Recently I had the chance to participate in the Defensive Handgun 210 course at U.S. Shooting Academy in Tulsa, OK. I’d been to USSA once before and I’m always impressed with their facility and the attitudes of the staff and trainers – the place is top notch. The 2-day course was taught by Mike Seeklander and the description on their website was focused on just what I was looking for; practice and honing of fundamentals for an experienced shooter, not a course for beginners. I had built some bad habits . . .
and I thought it would do me good to get a refresher from a top trainer and competitor. So I arrived with my Glock 19 and 1,500 rounds of 9mm. We spent about an hour or two in the classroom for a quick orientation, then hit the range. The rest of that day and the entire following day were spent practicing Seeklander’s tactics.
That first morning was taken up by a lot of dry-firing, mainly practicing the draw and drawing while moving. This was hugely valuable; not only was I more comfortable when we moved to live fire, but it gave me a chance to really get my draw down under the direction of an expert (without having to worry about hitting the target). It’s easy to get too focused on the shot and forget about the fundamentals of the actions you need to take before pulling the trigger; the dry-fire practice really helped here.
The bullets came out after lunch, and the rest of this first day was spent mainly on the draw, malfunction drills and reloading. Mike stair-stepped us into more and more complex maneuvers, each building on the others. By the end of the first day my draw speed had increased and I was putting rounds on target twice as fast as when I started. But day two is where it all really began to come together.

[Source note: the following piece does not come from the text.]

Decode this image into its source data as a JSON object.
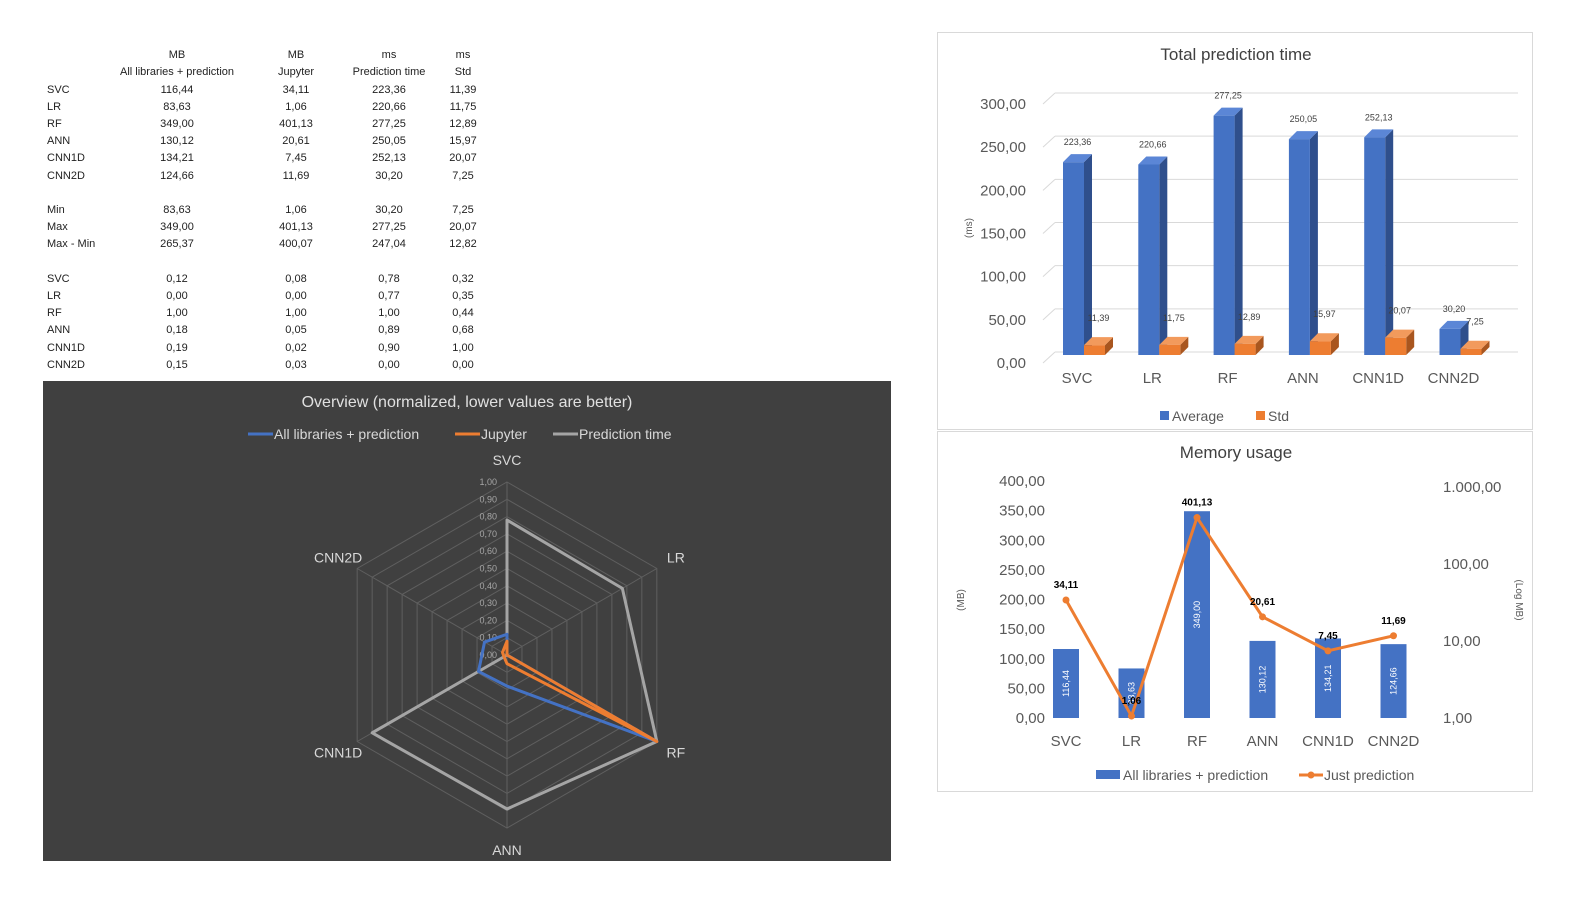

The next morning, we started bright and early with live fire. From the start I was much more comfortable on the draw thanks to the work we put in the previous session. And my three and four shot groups had tightened substantially. The prior night’s rest seemed to multiply what I’d practiced the day before.But it wasn’t just me, I could see each student’s targets needing fewer and fewer pasters.
Not an hour later and Mike already had us moving on to more complex drills. Working on secondary target acquisition to get around body armor, one-handed and support hand shooting and stepping to and shooting from cover in various positions. One of the tactics I hadn’t worked on much until this course was up close and personal shooting. I got some good practice in moving toward and away from a close threat while firing from the high-ready. This was a skill I should have learned a long time ago, but didn’t.
The coolest thing I learned? The Seeklander “zipper drill”… I’ll leave that up to your imagination.
Mike has a very intuitive way of teaching. For each new technique, he spent a few minutes explaining “why” he teaches it the way he does, then another minute or two demonstrating it. Then we started on it ourselves. This worked well for me because I’d much rather try something out and have Mike correct my form than try to just replicate what he’s doing right off the bat. Sometimes this can be tough, especially when guns and egos are involved. No one wants to do something wrong. Which is why in any training course, it’s a good idea to leave the ego in your car. Mistakes are what drive perfection.
Mike’s broad military, law enforcement and competition experience also made for some extremely practical, yet effective techniques. I never felt like I was being taught something that I wouldn’t be able to use in a high-stress defensive situation. Mike and the other USSA instructors work a lot with operators who are forced to kill a lot of bad people, so the experiences of those students help shape the lesson plans for everything they teach. I learned some very effective techniques that I hadn’t seen anywhere else.
One other note about USSA – they didn’t try to up-sell me which was a welcomed surprise. Not once did I get a sales pitch about how I needed to take the next course in their curriculum or how they offer a ton of great courses on handguns, rifles, and shotguns. This was refreshing as that’s not the case with most other training facilities. The whole weekend was focused on me getting better, not how great USSA is or how good Mike Seeklander is. I really felt like they wanted me to leave prepared.
Will I be back? Yes. In fact, I’ve already reserved my spot for their 5-day Defensive Handgun Intensive course that takes what I learned here and expands on it even more. It includes 360-degree threat engagement, extreme close quarters, low-light and much more. Expect a two part review on that monster.